Петя заснул, не выключив настольную лампу. Я сняла халат, легла рядом с ним в сорочке и стала думать о татуировке на плече женщины. На ней было изображено что-то странное. Может быть, это обозначение какой-то секты? Мы ведь совершенно ничего о них не знали. Информацию о беженцах не предоставляли, это было запрещено, мало ли что могла придумать принимающая сторона: меняться людьми, подкупать кого-то, чтобы, например, подселили не мужчину, а девушку.
Об их прибытии мне сообщили без Пети. Он тогда был в рейсе, а я проводила свой выходной одна дома. У меня было хорошее настроение, яркие блики танцевали на волнах, и я вышла в палисадник, чтобы солнечный свет разбрызгал на моем лице веснушки. Я вытащила стул с кухни и села, как мы с Петей и мечтали, пить кофе на собственном участке с наливающейся зеленью травой.
На звонок в дверь я откликнулась не сразу. Показалось, что пришли не к нам, а к соседям, я иногда слышала их домофон. Но звонили так настойчиво, что я решила проверить. Я вернулась в квартиру и вышла в коридор – кот сидел у двери, а за ней очевидно стоял незваный гость.
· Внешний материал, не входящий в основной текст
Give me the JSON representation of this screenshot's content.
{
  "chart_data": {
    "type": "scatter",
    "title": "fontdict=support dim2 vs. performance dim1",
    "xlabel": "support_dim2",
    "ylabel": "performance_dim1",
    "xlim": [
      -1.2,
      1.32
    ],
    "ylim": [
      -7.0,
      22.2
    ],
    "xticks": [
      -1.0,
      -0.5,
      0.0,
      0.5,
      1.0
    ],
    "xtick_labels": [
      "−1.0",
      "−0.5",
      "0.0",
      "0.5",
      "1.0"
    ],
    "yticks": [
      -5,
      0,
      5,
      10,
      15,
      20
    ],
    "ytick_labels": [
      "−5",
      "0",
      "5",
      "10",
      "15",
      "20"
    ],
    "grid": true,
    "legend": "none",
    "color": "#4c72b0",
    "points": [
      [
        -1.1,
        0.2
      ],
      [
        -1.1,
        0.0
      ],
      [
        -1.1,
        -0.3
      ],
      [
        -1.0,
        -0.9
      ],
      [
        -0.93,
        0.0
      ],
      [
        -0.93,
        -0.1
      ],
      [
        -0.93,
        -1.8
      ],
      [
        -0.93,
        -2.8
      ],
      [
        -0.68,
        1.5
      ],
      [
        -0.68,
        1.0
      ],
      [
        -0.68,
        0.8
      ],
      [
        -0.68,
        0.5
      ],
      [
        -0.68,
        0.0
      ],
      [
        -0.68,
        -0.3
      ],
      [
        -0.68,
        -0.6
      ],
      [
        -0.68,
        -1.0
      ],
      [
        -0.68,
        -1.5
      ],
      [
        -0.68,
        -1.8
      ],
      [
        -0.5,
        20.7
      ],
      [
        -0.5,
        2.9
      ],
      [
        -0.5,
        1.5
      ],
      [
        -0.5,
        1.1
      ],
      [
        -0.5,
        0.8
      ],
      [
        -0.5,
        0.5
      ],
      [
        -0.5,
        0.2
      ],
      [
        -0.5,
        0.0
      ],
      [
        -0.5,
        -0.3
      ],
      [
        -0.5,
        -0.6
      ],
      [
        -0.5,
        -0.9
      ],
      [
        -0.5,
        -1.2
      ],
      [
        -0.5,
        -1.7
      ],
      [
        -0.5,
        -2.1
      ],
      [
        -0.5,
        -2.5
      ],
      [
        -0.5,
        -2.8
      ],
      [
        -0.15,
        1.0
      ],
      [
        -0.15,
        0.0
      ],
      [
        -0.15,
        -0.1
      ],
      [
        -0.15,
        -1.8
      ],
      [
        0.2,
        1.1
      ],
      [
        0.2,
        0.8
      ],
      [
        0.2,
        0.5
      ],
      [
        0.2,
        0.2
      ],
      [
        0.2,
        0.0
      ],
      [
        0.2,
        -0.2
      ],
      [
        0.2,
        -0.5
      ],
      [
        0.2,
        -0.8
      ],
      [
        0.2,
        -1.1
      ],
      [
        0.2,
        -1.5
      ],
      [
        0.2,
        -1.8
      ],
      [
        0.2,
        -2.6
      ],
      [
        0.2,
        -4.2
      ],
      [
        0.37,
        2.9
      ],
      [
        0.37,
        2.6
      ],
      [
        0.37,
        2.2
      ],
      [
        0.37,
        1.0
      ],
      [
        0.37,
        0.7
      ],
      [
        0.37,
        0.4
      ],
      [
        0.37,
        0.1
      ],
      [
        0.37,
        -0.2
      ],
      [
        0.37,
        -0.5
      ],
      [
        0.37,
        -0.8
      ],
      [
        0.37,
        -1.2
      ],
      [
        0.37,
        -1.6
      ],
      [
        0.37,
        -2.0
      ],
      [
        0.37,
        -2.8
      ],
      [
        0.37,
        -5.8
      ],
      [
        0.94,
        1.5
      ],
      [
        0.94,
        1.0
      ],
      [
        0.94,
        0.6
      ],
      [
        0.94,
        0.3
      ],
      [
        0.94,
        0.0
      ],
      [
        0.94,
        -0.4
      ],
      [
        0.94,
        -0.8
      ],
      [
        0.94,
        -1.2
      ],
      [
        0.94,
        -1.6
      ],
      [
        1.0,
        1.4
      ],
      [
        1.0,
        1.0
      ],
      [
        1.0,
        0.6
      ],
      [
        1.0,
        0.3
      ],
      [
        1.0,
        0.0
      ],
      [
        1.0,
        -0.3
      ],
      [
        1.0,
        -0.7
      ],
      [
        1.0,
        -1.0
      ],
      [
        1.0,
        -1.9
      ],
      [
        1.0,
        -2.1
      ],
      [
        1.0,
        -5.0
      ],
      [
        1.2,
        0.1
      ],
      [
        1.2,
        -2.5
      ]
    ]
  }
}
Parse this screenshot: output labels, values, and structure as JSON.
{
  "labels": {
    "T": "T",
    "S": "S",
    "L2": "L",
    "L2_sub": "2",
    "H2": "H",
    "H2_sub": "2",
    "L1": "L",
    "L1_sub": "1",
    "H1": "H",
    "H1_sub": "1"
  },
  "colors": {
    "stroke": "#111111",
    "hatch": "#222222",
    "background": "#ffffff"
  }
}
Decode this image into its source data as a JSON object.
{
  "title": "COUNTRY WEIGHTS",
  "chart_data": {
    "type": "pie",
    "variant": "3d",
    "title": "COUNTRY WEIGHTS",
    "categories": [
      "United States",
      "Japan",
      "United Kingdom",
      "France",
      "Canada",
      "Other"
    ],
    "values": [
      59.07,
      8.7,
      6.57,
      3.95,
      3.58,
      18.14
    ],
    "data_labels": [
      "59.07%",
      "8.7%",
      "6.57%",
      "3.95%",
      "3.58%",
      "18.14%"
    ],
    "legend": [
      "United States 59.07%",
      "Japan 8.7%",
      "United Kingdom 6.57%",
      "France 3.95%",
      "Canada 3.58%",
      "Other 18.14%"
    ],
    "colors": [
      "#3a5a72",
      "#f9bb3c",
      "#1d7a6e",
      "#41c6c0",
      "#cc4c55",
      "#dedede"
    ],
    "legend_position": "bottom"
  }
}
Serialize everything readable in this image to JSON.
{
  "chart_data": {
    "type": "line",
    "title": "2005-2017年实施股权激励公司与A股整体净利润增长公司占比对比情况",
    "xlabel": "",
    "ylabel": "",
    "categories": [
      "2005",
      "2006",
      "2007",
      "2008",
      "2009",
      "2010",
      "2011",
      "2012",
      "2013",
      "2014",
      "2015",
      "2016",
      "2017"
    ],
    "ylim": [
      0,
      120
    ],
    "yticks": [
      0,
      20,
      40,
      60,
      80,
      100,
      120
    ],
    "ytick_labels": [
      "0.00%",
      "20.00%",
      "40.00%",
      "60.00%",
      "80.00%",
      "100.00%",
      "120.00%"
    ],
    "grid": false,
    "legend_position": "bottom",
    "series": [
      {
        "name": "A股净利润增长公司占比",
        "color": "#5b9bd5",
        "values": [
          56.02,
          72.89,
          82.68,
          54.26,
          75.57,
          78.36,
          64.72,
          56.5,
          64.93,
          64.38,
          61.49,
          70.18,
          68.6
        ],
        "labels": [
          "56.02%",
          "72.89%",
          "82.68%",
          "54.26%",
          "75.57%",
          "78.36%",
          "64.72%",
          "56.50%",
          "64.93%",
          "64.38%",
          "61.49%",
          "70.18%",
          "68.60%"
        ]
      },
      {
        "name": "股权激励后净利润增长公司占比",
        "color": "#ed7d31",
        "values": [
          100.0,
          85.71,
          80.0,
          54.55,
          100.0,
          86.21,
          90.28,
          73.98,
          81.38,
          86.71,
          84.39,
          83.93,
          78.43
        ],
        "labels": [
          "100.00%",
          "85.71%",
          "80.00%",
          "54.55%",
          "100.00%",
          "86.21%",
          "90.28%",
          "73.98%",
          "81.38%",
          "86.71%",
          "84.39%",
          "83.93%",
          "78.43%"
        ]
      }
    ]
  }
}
Обычно я никому не открываю, потому что никого не жду, но в глазок я увидела женщину, которая в руках держала папку с бумагами, и это внушило мне доверие. Она сказала, что она председатель ТСЖ нашего дома. Сказала, что наш дом попал в программу по расселению пострадавших от затоплений. Я знала про эту программу, к нам в Архангельск уже привозили беженцев с юга страны, где наводнения начались еще несколько лет назад. Их селили в санаториях, в общежитиях, я знала, что кого-то даже поселили в аварийных деревянных домах в центре города. Жилья не хватало.
– Теперь повезут пострадавших из Мурманской области. Их будут подселять к тем, у кого квартира большая и комната свободная имеется. У вас прописано два человека – Анна и Петр Лебедевы. Детей у вас нет, а квартира по планировке двухкомнатная. Значит, вношу вас в реестр.
Я только кивала, не могла ничего ей ответить вразумительного, думала, что надо поговорить с Петей, и он обязательно придумает, как нам избежать участия в программе.
– А от меня что сейчас требуется? – только спросила я.
– Согласовать время. Комиссия придет смотреть, какие условия вы можете предоставить пострадавшим.
– Хорошо.
– Так когда вам удобно? Надо сейчас решать.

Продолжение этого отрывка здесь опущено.